BRADENTON – Incumbent Manatee County Commission District 2 Commissioner Reggie Bellamy was elected to the board in 2018 and is seeking a second four-year term in this year's election. He faces competition in both the Democratic Primary and General Election.
Bellamy was born and raised in Bradenton and is a graduate of Manatee High School. He holds a Bachelor of Science in Business Administration from Bethune Cookman University and served in the United States Army from 1989 to 1993, receiving an honorable discharge as a Corporal.
Bellamy has spent over 20 years working with the youth of Manatee County in various capacities. Prior to being elected in 2018, he was a Dean at Buffalo Creek Middle School in Palmetto, as well as the Executive Director of the Palmetto Youth Center. He has also served as head coach of the Palmetto High School boys basketball team.
Prior to his work at Buffalo Creek, Bellamy worked as a graduation coach and mentor, facilitating graduation plans and encouraging students to stay in school.

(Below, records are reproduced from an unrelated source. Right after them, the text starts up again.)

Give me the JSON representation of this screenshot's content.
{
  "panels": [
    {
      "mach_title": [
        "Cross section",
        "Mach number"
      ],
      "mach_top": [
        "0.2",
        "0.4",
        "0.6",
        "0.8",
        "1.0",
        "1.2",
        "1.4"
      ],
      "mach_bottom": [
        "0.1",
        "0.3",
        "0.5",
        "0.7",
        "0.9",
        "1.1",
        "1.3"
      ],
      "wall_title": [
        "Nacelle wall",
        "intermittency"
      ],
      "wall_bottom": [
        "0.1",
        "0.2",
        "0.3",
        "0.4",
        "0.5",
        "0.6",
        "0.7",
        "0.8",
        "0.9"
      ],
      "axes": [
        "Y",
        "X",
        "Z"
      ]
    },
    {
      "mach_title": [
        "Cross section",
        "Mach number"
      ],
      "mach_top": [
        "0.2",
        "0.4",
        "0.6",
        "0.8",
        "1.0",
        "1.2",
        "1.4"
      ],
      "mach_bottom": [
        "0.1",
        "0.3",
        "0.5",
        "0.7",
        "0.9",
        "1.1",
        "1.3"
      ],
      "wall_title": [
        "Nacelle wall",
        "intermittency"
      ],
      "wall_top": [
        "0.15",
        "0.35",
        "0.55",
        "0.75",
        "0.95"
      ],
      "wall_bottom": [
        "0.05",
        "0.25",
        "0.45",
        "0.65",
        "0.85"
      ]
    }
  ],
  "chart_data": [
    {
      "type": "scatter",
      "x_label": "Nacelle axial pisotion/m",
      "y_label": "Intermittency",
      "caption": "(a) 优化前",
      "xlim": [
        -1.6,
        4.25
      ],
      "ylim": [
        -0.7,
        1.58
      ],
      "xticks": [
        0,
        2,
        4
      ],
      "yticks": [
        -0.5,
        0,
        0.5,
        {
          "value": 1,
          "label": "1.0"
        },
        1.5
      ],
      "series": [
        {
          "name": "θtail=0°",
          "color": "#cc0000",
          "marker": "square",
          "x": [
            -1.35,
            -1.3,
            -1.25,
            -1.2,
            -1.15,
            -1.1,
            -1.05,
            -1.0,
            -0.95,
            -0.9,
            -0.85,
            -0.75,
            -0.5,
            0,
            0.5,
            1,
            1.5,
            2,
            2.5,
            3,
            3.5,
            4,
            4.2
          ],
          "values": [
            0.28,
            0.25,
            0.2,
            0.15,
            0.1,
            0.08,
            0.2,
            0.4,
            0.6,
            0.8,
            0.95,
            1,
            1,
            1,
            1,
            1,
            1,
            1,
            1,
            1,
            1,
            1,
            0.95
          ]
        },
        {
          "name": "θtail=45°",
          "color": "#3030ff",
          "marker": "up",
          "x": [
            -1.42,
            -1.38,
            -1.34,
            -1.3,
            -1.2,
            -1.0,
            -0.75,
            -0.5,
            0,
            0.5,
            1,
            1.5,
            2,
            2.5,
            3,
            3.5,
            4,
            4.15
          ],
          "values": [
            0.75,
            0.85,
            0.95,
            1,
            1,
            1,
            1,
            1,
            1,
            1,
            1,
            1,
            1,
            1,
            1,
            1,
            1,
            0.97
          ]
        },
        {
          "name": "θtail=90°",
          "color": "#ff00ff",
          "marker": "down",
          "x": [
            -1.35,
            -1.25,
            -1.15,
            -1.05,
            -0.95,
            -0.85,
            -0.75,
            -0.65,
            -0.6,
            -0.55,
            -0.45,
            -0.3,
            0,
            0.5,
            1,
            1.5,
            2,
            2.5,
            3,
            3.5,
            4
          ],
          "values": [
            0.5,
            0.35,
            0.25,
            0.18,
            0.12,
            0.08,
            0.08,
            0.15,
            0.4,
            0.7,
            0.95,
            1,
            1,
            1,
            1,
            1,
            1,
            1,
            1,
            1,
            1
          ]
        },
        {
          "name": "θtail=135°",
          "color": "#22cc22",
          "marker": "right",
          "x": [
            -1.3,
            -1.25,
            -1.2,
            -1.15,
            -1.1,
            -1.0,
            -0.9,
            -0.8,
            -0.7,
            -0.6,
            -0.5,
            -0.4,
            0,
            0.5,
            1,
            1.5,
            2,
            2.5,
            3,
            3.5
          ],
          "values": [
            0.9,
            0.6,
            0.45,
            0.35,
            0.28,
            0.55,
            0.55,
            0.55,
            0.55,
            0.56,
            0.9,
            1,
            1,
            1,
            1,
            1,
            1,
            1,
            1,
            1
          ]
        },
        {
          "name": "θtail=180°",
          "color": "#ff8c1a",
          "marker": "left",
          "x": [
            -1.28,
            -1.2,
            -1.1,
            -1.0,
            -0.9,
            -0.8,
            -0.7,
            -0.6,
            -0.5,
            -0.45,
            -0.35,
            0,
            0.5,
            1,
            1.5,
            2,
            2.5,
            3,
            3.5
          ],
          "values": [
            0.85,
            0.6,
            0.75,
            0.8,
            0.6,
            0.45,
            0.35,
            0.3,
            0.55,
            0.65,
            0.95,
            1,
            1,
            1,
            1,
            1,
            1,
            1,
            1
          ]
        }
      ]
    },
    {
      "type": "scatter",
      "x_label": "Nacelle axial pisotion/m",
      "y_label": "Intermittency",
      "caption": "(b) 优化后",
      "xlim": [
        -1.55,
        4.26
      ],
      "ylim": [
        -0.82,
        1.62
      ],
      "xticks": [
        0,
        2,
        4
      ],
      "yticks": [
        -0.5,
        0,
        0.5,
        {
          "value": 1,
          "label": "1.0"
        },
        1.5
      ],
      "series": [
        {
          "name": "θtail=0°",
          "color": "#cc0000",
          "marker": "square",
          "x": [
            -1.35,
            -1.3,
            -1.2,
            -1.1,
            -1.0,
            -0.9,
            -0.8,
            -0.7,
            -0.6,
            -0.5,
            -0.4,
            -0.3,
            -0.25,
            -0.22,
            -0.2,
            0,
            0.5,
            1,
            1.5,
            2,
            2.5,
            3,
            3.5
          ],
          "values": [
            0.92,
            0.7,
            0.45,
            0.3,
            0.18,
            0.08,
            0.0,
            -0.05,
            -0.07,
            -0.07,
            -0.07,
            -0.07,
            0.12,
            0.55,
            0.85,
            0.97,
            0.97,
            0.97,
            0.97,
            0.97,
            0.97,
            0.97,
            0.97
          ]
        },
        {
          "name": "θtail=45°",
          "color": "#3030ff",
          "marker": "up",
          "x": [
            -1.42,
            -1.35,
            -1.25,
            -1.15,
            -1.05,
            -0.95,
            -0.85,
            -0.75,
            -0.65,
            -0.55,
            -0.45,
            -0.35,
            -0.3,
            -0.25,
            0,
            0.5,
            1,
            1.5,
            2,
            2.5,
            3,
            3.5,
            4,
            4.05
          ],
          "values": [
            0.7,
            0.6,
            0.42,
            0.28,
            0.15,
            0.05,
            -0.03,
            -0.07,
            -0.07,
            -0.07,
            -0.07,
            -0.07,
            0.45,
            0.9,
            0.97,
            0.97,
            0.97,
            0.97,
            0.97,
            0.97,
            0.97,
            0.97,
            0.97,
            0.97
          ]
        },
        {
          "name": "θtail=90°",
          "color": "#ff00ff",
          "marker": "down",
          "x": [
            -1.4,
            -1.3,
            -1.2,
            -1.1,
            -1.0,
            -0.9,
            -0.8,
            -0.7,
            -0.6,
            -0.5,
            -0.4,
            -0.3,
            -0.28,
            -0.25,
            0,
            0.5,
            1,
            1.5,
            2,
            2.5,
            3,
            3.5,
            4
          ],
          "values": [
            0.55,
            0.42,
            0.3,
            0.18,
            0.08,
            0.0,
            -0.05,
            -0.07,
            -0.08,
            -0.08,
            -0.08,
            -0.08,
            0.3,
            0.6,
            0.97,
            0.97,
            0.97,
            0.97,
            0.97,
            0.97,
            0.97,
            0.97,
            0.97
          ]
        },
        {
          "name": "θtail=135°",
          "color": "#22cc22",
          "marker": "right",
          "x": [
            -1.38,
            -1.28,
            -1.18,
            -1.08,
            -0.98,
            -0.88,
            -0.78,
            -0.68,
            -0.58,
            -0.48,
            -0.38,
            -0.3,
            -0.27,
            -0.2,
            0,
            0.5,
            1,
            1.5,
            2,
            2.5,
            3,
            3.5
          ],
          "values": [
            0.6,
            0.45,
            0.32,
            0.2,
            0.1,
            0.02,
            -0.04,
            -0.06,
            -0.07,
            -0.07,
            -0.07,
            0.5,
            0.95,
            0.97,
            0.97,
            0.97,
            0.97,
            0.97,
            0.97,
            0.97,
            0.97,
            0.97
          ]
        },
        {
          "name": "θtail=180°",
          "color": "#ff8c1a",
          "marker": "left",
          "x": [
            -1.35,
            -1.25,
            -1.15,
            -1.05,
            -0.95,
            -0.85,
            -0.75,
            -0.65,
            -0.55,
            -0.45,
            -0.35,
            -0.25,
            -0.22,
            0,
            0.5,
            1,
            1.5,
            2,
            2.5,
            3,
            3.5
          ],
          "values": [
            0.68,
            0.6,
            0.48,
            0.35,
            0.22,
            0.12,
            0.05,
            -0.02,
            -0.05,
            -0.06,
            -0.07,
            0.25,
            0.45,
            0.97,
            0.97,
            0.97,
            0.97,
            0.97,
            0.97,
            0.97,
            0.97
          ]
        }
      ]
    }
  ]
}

He also served as an Academic Advisor at the State College of Florida.
In the 2018 Democratic primary, Bellamy defeated incumbent District 2 Commissioner Charles Smith 2,203 to 2,018 before going on to win the general election. He faces a rematch with Smith in this year's primary, while Republican Amanda Ballard will take on the winner in November in a redrawn district that is now more friendly to Republicans.
Bellamy has been a strong advocate for his district, fighting to ensure the vision for a north-of-the-river aquatics facility that was initiated by his predecessor, while also tirelessly pointing out the lack of sidewalks, lighting, and infrastructure in his district during meetings.
While Bellamy has found himself in the minority voting bloc on a number of the board's most controversial issues, including the firing of former county administrator Cheri Coryea and the failed vote to remove Vanessa Baugh as board chair following Vaccinegate, he has proven much more pro-development than Smith.
While Bellamy primarily ran a grassroots campaign in 2018, he has already raised nearly $74,000 this cycle, most of which has come from development interests and east county landholders, and his votes have tended to reflect that.